La concezione inaudita di un cantiere sospeso che poteva avanzare senza bloccare Genova e la Liguria, ma soprattutto il porto
In un periodo storico irrazionale come il nostro, opere come il ponte Morandi sono inimmaginabili per tanti motivi, visto che si fa la guerra a opere ben più modeste come ferrovie o gasdotti che servono soprattutto e soltanto a ridurre il traffico su gomma. Ovvio che Morandi all’epoca si confrontò con la situazione che aveva: costi di manodopera bassi, costi di produzione e di messa in opera del calcestruzzo bassi, vale a dire simili a quella di Dubai oggi, dove tutti i grattacieli sono di cemento. Viceversa dove la manodopera è molto costosa come a New York o Londra, ecco che i ponti e i grattacieli hanno struttura in pezzi di acciaio prefabbricati vale a dire facili da assemblare velocemente, riducendo così il costo della manodopera pur col prezzo più alto del materiale. Morandi era una punta di diamante del suo tempo, giudicarlo con i criteri di oggi è quanto di più superficiale si possa fare. Nel 1969 partecipò, com’è naturale, alla commissione giudicante per il grande concorso internazionale per il ponte sullo stretto di Messina lungo circa tre chilometri, storica battaglia del Pci siciliano e di tutto il meridionalismo, mentre oggi è il grande Satana fra tutte le grandi opere.
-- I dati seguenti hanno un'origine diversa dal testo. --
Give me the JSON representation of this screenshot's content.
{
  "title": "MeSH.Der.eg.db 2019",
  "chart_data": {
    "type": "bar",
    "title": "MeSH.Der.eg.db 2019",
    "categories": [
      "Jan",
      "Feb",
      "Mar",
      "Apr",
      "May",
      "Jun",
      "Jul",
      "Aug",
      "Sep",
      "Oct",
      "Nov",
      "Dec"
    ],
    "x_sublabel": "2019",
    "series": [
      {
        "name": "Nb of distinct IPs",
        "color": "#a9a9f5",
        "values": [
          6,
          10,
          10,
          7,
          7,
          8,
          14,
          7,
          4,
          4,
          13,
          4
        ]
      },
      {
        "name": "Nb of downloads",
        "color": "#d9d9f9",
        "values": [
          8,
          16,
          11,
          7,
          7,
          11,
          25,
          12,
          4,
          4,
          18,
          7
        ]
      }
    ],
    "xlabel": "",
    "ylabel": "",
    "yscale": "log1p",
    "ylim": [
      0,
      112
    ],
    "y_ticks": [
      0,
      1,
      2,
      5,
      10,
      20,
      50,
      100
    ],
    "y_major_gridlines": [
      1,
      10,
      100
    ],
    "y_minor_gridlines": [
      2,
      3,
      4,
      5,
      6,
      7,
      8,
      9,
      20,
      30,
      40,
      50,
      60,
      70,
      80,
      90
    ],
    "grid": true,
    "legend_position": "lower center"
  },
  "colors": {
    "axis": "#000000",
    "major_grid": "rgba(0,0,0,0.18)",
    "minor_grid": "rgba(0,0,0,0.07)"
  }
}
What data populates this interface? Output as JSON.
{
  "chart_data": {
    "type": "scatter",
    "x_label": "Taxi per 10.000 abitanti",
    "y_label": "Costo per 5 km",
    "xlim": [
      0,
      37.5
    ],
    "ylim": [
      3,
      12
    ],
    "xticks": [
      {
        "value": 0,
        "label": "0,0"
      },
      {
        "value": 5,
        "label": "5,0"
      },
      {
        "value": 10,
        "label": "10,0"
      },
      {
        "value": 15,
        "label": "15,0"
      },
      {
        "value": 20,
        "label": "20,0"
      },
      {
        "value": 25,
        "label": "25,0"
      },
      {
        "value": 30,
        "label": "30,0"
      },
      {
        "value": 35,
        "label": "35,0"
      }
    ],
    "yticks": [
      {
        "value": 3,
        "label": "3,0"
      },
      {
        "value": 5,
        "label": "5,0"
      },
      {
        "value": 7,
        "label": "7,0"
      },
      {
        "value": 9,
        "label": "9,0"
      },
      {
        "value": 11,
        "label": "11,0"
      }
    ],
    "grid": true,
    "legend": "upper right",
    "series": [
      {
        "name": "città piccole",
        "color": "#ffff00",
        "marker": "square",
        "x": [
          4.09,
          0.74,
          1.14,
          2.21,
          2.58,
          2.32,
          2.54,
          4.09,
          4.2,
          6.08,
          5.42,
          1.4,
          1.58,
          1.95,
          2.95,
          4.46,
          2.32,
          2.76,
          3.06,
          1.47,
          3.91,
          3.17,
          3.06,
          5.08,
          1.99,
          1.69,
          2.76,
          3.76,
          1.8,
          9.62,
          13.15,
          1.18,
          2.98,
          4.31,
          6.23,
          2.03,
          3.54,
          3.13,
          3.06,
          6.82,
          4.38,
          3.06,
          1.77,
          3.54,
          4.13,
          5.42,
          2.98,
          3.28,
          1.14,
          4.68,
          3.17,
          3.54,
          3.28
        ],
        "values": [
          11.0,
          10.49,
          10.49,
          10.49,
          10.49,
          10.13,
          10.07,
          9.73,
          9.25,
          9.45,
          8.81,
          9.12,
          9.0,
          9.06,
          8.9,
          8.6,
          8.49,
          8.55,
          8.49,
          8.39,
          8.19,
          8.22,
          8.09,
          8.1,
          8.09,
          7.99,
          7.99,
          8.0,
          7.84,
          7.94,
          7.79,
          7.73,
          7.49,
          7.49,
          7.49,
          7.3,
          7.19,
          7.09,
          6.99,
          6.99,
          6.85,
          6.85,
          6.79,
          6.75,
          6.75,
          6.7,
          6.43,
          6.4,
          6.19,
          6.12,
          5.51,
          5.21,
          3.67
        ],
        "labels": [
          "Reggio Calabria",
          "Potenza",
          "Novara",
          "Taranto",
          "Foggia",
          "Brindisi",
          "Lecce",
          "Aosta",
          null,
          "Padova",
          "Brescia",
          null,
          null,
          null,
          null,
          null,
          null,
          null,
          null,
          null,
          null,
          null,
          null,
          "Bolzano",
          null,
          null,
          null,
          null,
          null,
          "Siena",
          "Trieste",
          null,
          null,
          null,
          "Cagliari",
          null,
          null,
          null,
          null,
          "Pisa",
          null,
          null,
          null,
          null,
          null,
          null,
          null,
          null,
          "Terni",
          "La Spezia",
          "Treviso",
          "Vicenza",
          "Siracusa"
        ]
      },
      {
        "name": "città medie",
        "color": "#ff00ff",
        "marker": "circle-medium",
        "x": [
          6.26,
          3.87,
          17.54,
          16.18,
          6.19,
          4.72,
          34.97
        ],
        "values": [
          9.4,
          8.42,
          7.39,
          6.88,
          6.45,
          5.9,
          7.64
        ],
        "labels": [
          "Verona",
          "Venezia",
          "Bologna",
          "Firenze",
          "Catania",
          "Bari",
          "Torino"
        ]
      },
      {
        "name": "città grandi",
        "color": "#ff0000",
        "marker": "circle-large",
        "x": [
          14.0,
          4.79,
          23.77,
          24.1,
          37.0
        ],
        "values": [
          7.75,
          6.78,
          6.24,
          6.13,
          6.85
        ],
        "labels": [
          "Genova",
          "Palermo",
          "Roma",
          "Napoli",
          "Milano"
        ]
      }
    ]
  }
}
Da sempre però, nonostante i riconoscimenti e i successi professionali, Morandi è stato marcato stretto dai controlli, ad esempio da Franco Levi, luminare torinese di scienza delle costruzioni, a lungo presidente del Ceb (Comité Européen du Béton) e della Fip (Fédération International de la Précontrainte), che fu incaricato dal Cnr di creare un centro studi sulle coazioni elastiche cioè un osservatorio ad personam. Ne nacque però un dialogo a distanza, se non un’amicizia, fatta di lettere, di scambi di opinioni, di visite in cantiere e di discussioni che fecero dialogare pratica e teoria, accademia e professione, tradizione e avanguardia, elaborando così le prime normative di settore. Levi, autore del celebre Palazzo a Vela costruito per il centenario dell’unità d’Italia e infine consulente di Renzo Piano per la ristrutturazione del Lingotto, rivelò prima di morire in un’intervista alla Marandola che “Le opere di Nervi sono molto belle dentro ma fuori non sono gran che! Se va a vedere qui a Torino il salone, l’esterno non vale niente, invece la volta della zona di pattinaggio è splendida, la volta di copertura… Morandi era strano perché effettivamente aveva delle idee geniali e poi da altri punti di vista era meno capace. Insomma non era un teorico. Faceva il suo mestiere. D’altra parte bisogna dire che progettisti che siano anche teorici non è che ce ne sono, perché le preoccupazioni teoriche sono in contrasto con l’inventiva”.